IS IT AN ISSUE OF HYPER-PARAMETERS?
Results when adapting parameters (3 epochs):
With lr = lr * sqrt(world_size) and batch_size = batch_size * world_size:
DDP (8 GPUs): 14.15 => 24.93 => 32.97
With lr = lr * world_size and batch_size = batch_size * world_size
DDP (8 GPUs): 15.69 => 25.53 => 27.07
With lr = lr * world_size (batch_size unmodified)
DDP (8 GPUs): 45.98 => 55.75 => 67.46
With lr = lr * sqrt(world_size) (batch_size unmodified)
DDP (8 GPUs): 51.98 => 60.27 => 69.02
Note that if I apply lr * sqrt(8) when using 1 GPU I get:
No DDP (1 GPU): 60.44 => 69.09 => 76.56 (worst)
So it seems like lr * sqrt(batch_size) and batch_size unmodified is the right way.
However, it is not the only issue as the gap is still important.
I will mention this adapted lr as “effective lr”, from now on.

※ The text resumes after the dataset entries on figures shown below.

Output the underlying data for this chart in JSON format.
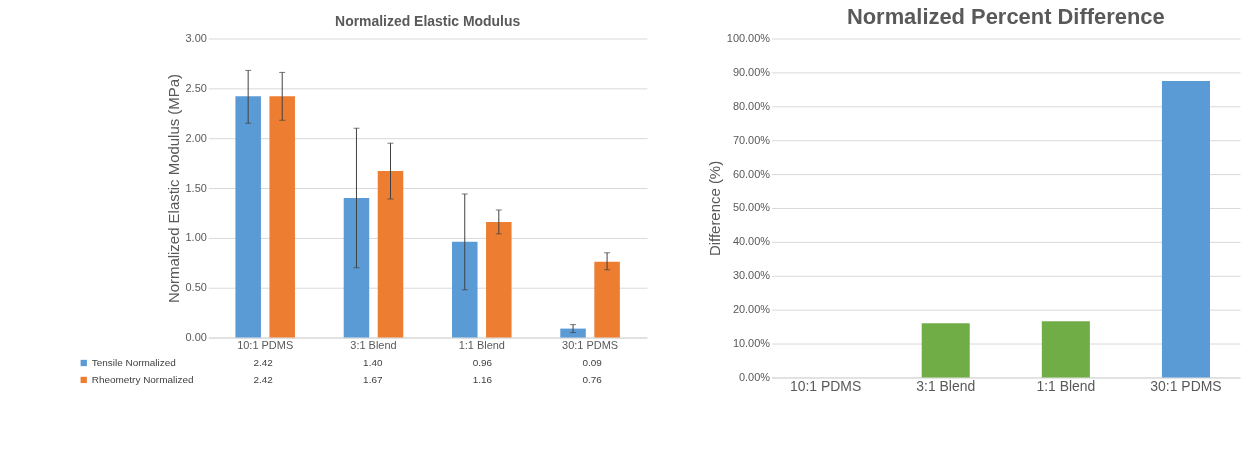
{
  "chart_data": [
    {
      "type": "bar",
      "title": "Normalized Elastic Modulus",
      "ylabel": "Normalized Elastic Modulus (MPa)",
      "categories": [
        "10:1 PDMS",
        "3:1 Blend",
        "1:1 Blend",
        "30:1 PDMS"
      ],
      "series": [
        {
          "name": "Tensile Normalized",
          "color": "#5b9bd5",
          "values": [
            2.42,
            1.4,
            0.96,
            0.09
          ],
          "value_labels": [
            "2.42",
            "1.40",
            "0.96",
            "0.09"
          ],
          "errors": [
            [
              2.15,
              2.68
            ],
            [
              0.7,
              2.1
            ],
            [
              0.48,
              1.44
            ],
            [
              0.05,
              0.13
            ]
          ]
        },
        {
          "name": "Rheometry Normalized",
          "color": "#ed7d31",
          "values": [
            2.42,
            1.67,
            1.16,
            0.76
          ],
          "value_labels": [
            "2.42",
            "1.67",
            "1.16",
            "0.76"
          ],
          "errors": [
            [
              2.18,
              2.66
            ],
            [
              1.39,
              1.95
            ],
            [
              1.04,
              1.28
            ],
            [
              0.68,
              0.85
            ]
          ]
        }
      ],
      "ylim": [
        0,
        3
      ],
      "yticks": [
        {
          "value": 0,
          "label": "0.00"
        },
        {
          "value": 0.5,
          "label": "0.50"
        },
        {
          "value": 1,
          "label": "1.00"
        },
        {
          "value": 1.5,
          "label": "1.50"
        },
        {
          "value": 2,
          "label": "2.00"
        },
        {
          "value": 2.5,
          "label": "2.50"
        },
        {
          "value": 3,
          "label": "3.00"
        }
      ],
      "grid": "y",
      "legend": "bottom"
    },
    {
      "type": "bar",
      "title": "Normalized Percent Difference",
      "ylabel": "Difference (%)",
      "categories": [
        "10:1 PDMS",
        "3:1 Blend",
        "1:1 Blend",
        "30:1 PDMS"
      ],
      "values": [
        0,
        16,
        16.6,
        87.5
      ],
      "colors": [
        "#5b9bd5",
        "#70ad47",
        "#70ad47",
        "#5b9bd5"
      ],
      "ylim": [
        0,
        100
      ],
      "yticks": [
        {
          "value": 0,
          "label": "0.00%"
        },
        {
          "value": 10,
          "label": "10.00%"
        },
        {
          "value": 20,
          "label": "20.00%"
        },
        {
          "value": 30,
          "label": "30.00%"
        },
        {
          "value": 40,
          "label": "40.00%"
        },
        {
          "value": 50,
          "label": "50.00%"
        },
        {
          "value": 60,
          "label": "60.00%"
        },
        {
          "value": 70,
          "label": "70.00%"
        },
        {
          "value": 80,
          "label": "80.00%"
        },
        {
          "value": 90,
          "label": "90.00%"
        },
        {
          "value": 100,
          "label": "100.00%"
        }
      ],
      "grid": "y"
    }
  ]
}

DOES THE ISSUE EXIST WHEN TRAINING FOR MORE EPOCHS?
Results when training for more epochs (50 epochs):
No DDP (1 GPU): 89.85
DDP (8 GPUs): 88.37
DDP (8 GPUs): 90.05 (using effective lr)
So the effective lr seems to fix the issue when the number of epoch increase (I also did the same test with another model on Imagenette and observed a similar behavior).
This behavior becomes really obvious when we take a look at the gap in function of the number of epochs of training.
Accuracy gap per number of epochs ( No DDP 1 GPU vs DDP 8 GPUS with effective lr):
EPOCHS | gap (1gpu/8gpu)
3 epochs | 9.19 (78.21/69.02)
4 epochs | 3.15 (80.42/77.27)
5 epochs | 2.04 (82.18/80.14)
6 epochs | 2.10 (83.67/81.57)
7 epochs | 1.28 (84.14/82.86)
8 epochs | 1.02 (84.91/83.89)
9 epochs | 0.67 (85.34/84.67)

SIMILAR DISCUSSIONS
I found similar discussions, but none of them solve my issue:

It is better when increasing the lr, but it doesn’t seem to be the main issue here since the gap is still important (see “IS IT AN ISSUE OF HYPER-PARAMETERS?”).

Not really the same issue but I got inspired and tried batch_size / world_size:
DDP (8 GPUs): 56.87 => 73.91 => 77.96
However, since there is world_size times more backward calls, it takes the same time as training on one GPU so it isn’t a viable solution.